People who say "science can't answer anything" have no imagination. That's why science exists. It knows it doesn't have the answer to everything. Once it does, it will stop. Until then, it will continue.

What happened before the big bang (therefore before time) is very likely unknowable, although not impossible, and if so is inconsequential to us. You can't very well measure something outside of time itself (this is also why it would be likely impossible to ever disprove a deity). A lot of people have a problem with somebody saying "I don't know", so they invent religion and spirituality, which pretends to answer questions, but doesn't answer anything except fanciful thoughts.

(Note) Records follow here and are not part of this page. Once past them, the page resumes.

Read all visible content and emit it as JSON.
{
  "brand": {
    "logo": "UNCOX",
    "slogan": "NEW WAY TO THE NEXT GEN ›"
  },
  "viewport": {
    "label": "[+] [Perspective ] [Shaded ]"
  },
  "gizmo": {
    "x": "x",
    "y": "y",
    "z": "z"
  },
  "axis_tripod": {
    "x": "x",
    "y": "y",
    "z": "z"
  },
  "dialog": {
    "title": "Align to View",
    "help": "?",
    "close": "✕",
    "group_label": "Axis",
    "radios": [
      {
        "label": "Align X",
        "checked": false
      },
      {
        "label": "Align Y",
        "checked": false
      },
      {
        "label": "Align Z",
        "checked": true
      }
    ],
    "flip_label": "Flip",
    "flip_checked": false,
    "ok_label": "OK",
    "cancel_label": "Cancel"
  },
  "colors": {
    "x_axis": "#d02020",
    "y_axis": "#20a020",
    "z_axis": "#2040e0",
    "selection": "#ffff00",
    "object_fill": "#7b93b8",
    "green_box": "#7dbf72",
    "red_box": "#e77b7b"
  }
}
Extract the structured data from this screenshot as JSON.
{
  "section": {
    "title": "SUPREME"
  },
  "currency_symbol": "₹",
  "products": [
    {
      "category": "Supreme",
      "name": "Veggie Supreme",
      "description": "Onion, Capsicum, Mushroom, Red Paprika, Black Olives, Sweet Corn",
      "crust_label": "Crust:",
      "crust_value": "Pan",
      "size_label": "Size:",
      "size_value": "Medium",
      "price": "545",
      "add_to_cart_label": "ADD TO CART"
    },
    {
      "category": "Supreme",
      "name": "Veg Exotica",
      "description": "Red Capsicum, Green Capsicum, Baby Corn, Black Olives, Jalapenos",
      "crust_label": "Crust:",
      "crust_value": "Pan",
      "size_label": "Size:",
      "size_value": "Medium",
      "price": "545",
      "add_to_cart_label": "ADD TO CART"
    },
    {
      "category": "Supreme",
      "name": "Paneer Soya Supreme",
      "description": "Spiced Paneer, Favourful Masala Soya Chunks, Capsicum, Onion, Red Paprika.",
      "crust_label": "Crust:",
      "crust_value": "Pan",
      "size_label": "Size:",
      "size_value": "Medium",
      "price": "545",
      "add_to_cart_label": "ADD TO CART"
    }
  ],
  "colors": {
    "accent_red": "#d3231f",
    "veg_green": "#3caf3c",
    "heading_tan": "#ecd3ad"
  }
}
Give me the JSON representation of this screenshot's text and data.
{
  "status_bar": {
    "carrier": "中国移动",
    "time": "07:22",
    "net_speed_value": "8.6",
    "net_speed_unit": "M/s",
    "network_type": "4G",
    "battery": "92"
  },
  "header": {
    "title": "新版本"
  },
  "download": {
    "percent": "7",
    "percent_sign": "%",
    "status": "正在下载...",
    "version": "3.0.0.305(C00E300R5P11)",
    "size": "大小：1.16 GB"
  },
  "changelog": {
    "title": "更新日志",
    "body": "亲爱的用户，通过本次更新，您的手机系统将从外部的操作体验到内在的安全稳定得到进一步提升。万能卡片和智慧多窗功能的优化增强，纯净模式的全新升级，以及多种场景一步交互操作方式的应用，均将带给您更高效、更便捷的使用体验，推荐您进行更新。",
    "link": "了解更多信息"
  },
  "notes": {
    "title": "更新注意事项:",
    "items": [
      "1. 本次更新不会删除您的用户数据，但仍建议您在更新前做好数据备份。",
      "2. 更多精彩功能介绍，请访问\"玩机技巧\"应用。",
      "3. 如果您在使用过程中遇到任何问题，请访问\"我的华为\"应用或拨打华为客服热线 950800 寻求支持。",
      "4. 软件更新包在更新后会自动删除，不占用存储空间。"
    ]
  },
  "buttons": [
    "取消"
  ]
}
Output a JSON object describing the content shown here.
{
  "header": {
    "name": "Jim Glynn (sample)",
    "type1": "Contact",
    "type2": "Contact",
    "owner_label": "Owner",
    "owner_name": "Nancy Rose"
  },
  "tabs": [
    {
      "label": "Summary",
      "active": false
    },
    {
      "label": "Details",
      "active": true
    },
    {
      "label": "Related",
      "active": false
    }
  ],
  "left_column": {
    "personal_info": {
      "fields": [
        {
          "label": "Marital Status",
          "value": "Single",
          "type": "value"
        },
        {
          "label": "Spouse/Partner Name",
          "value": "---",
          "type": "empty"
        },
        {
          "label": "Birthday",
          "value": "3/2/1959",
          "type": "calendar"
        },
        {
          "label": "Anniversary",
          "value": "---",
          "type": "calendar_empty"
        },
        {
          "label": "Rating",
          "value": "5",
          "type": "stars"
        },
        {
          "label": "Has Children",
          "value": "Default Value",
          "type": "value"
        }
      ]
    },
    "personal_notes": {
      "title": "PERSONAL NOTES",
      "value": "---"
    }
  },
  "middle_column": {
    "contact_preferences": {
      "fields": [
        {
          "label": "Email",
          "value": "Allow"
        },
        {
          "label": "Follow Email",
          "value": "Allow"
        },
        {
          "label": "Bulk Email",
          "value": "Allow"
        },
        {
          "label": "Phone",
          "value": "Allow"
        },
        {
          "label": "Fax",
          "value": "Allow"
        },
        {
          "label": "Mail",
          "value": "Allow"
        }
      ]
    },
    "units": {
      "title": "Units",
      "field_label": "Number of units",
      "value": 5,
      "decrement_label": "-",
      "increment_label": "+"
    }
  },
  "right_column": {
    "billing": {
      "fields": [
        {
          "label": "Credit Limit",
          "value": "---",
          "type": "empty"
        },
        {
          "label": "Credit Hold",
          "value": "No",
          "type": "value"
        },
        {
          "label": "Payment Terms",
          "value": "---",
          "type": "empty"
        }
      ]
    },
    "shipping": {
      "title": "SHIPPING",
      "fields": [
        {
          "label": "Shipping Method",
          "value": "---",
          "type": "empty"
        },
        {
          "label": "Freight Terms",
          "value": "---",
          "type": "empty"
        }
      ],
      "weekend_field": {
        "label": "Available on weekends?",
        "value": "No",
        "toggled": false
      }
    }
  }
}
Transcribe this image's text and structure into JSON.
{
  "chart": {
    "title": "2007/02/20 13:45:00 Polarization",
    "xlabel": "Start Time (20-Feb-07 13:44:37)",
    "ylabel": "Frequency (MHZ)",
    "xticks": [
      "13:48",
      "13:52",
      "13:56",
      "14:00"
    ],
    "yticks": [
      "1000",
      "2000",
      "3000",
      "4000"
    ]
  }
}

I agree with you wholly about religion just being kept to ones self. I think it's time for a Hitchens quote on the matter:

HITCHENS: Absolutely, I say good luck to it. The way I phrase it in my book, available at fine bookstores everywhere, is that I propose a pact with the faith, the faithful. I say—I'll take it again, I'll quote from the great Thomas Jefferson, I don't mind if my neighbor believes in 15 gods or in none, he neither by that breaks my leg nor picks my pocket. I would echo that and say that as long as you don't want your religion taught to my children in school, given a government subsidy, imposed on me by violence, any of these things, you are fine by me. I would prefer not even to know what it is that you do in that church of yours. In fact, if you force it on my attention, I will consider it a breach of that pact. Have your own bloody Christmas, and so on. Do your slaughtering, if possible, in an abattoir. And don't mutilate the genitals of your children. Because then I'm afraid it gets within the ambit of law. All right, don't you think that's reasonably pluralistic and humanitarian of me? I think it is. Why is it a vain hope on my part? Why is that? Has this pact ever been honored by the other side? Of course not. And it's a mystery to me, and I'll share it with you. If I believed that there was a savior who had been appointed or sent by—or a prophet—appointed or sent by a God who bore me in mind, and loved me, and wanted the best for me, if I believed that and that I possessed the means of grace and the hope of glory, to phrase it like that, I think, I don't know, I think I might be happy. They say it's the way to happiness. Why doesn't it make them happy? Don't you think it's a perfectly decent question? Why doesn't it? Because they won't be happy until you believe it too. And why is that? Because that's what their holy books tell them. Now, I'm sorry, it's enough with saying in the name of religion. Do these texts say that until every knee bows in the name of Jesus and so on, there will be no happiness? Of course it is what they say. It isn't just a private belief. It is rather, and I think always has been, and it's why I'm here, actually a threat to the idea of a peaceable community, and very often, as now, and frequently, a very palpable one. So I think that's the underlying energy that powers the friendly disagreement between Tony and myself.